20 August 2013
Uzbekistan's banking sector is benefiting from robust all-round growth in the economy, which is set to continue over the medium term.

The economy has accelerated over the past few years posting 8-9% growth, despite the global financial crisis. The International Monetary Fund (IMF) expects growth to pull back to 7% this year and 6.5%, still higher than regional GDP increases of around 6%.

The IMF may have underestimated growth prospects, as the country's GDP grew by 8% in the first half of the year, according to government estimates.

The Asian Development Bank has unveiled much higher growth estimates of 7.5% and 8% in 2013 and 2014, respectively.

Uzbekistan has 29 commercial banks, including three state-run, nine private and four institutions with foreign investment.

The sector's total assets grew 30.2% last year to 35.7 trillion soum (1 USD =2,107 soum), with loans soaring 30.5% and capital rising 24.3%.

The banks have continued their growth, rising nearly 4% in the first half of the year with loans rising 4.4% during the period. Aggregate bank capital rose 1.6%.

"The key driver of the outlook, which has remained stable since August 2010, is the country's robust economic growth, providing favorable operating conditions for the country's banks," said Moody's Ratings Services in a new report on August 8, 2013.

"Other key drivers include healthy profits and a slight improvement in asset quality, as well as stable liquidity that benefits from growing customer deposits, continued channeling of government financing through the largest banking institutions and limited reliance on wholesale funding," added the report.

FOREIGN INVESTMENT

Foreign investment in the country also shot up 13.2% in the first half of the year to USD 1.15 billion, according to government data. Last year, the government reported foreign investment of USD 2.5 billion, driven by oil and gas, petrochemicals and automobile manufacturing.

The government's drive to pour funds into the economy under the five-year USD 47.3 billion Industrial Modernization and Infrastructure Development Program is expected to be financed via external and domestic sourcing, apart from the Fund For Reconstruction and Development (FRD).

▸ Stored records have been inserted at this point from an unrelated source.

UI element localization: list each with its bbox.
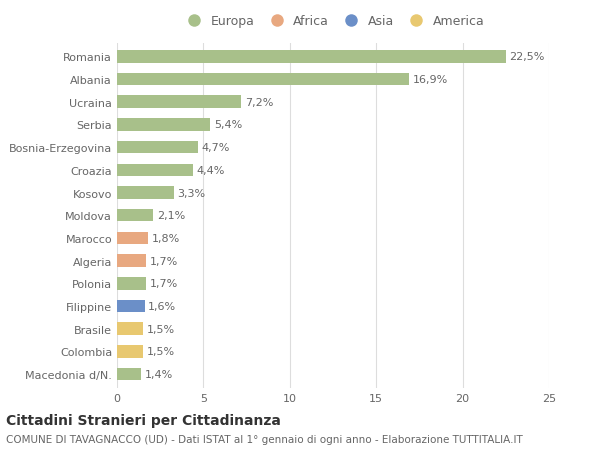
Text: 1,8%: 1,8% — [152, 233, 180, 243]
Bar — [117, 209, 153, 222]
Text: 5,4%: 5,4% — [214, 120, 242, 130]
Bar — [117, 141, 198, 154]
Text: 22,5%: 22,5% — [509, 52, 545, 62]
Text: 1,4%: 1,4% — [145, 369, 173, 379]
Bar — [117, 51, 506, 63]
Text: Cittadini Stranieri per Cittadinanza: Cittadini Stranieri per Cittadinanza — [6, 413, 281, 427]
Text: 1,7%: 1,7% — [150, 279, 178, 289]
Bar — [117, 323, 143, 335]
Text: 1,5%: 1,5% — [146, 347, 175, 357]
Text: 1,6%: 1,6% — [148, 301, 176, 311]
Bar — [117, 255, 146, 267]
Text: 1,5%: 1,5% — [146, 324, 175, 334]
Bar — [117, 164, 193, 177]
Text: 4,4%: 4,4% — [196, 165, 225, 175]
Text: 2,1%: 2,1% — [157, 211, 185, 221]
Text: 4,7%: 4,7% — [202, 143, 230, 153]
Text: COMUNE DI TAVAGNACCO (UD) - Dati ISTAT al 1° gennaio di ogni anno - Elaborazione: COMUNE DI TAVAGNACCO (UD) - Dati ISTAT a… — [6, 434, 523, 444]
Bar — [117, 277, 146, 290]
Bar — [117, 73, 409, 86]
Bar — [117, 300, 145, 313]
Bar — [117, 119, 211, 131]
Bar — [117, 232, 148, 245]
Legend: Europa, Africa, Asia, America: Europa, Africa, Asia, America — [182, 16, 484, 28]
Text: 3,3%: 3,3% — [178, 188, 206, 198]
Text: 1,7%: 1,7% — [150, 256, 178, 266]
Bar — [117, 345, 143, 358]
Text: 16,9%: 16,9% — [412, 75, 448, 85]
Text: 7,2%: 7,2% — [245, 97, 273, 107]
Bar — [117, 368, 141, 381]
Bar — [117, 187, 174, 199]
Bar — [117, 96, 241, 109]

Some of the funds are being directed to USD 4 billion Surgill Natural Gas Chemicals project and another USD 4 billion facility to liquefy natural gas in the Kashkadarya region.

These developments are improving the credit environment in the country.

Moody's forecasts a 20% annual lending growth which ﹣ together with more prudent provisioning policies ﹣ will push the Uzbek system's total capital adequacy ratio (CAR) down to a still acceptable 12.3% over the next 12 to 18 months, from the 16.7% average reported by rated Uzbek banks at the end of 2012.

"However, the rating agency estimates that in order to preserve the current total CAR in line with loan growth, the Uzbek banking sector will need to raise an additional USD 650 million of fresh capital between 2013 and 2014," it reports.

STRUCTURAL WEAKNESS

The improved outlook masks structural weakness in Uzbekistan's banking system, such as poor corporate governance, lax credit underwriting standards, the banks' high exposures to single borrowers and single industries, as well as their significant reliance on large corporate depositors, notes Moody's.

"Other weaknesses include a somewhat high level of problem loans and banks' rapid lending growth, which necessitates regular capital increases."

However, the government has restrained itself from fresh capital injections and instead is focusing on stricter regulatory controls, which bodes well for the sector. The banks would also do well to increase loan provisions to ensure profitability is not impacted.

"The proportion of impaired loans in the sector portfolio has been diluted by new lending to an estimated 8.3% at the end of 2012 from 11.9% at the end of 2011," according to Fitch Ratings Agency. "That said, asset quality metrics remain highly cyclical and there could be notable downside risks in the case of an economic slowdown."

Bank supervision has improved with most institutions now audited by international agencies, but state-owned banks still control 70% of the sector.

"There has been increasing competition in the sector and major state-owned banks are undergoing internal restructuring and transformation," said European Bank for Reconstruction and Development. "The state support programs now target specific sectors, with control over use of funds performed by the relevant line ministries and specialized agencies."

In July, Commercial Agrobank raised its capital by nearly 75% to meet rising demand. In addition, the Central Bank of Uzbekistan also maintained the refinancing rate at 12%. The bank had cut its rate from 14% to the current level two years ago and a continued lower rate has ensured stability.

EXTERNAL FACTORS

While the economic outlook is strong, external factors could dampen the country's business sentiment.

"The economy is vulnerable to external commodity shocks as well as to potential deterioration in its major trading partners (Russia, China and Kazakhstan)," said Fitch. "Moreover, institutional reforms remain dormant and there is no visible progress in improvement of the currently difficult business climate."

"Asset quality has improved slightly in the Uzbek banking system over the past 12 months and we expect the average level of problem loans in the sector to remain stable over the outlook period, hovering below 10% of total gross loans, testament to the growing economy," explained Olga Ulyanova, a Moody's vice president senior analyst.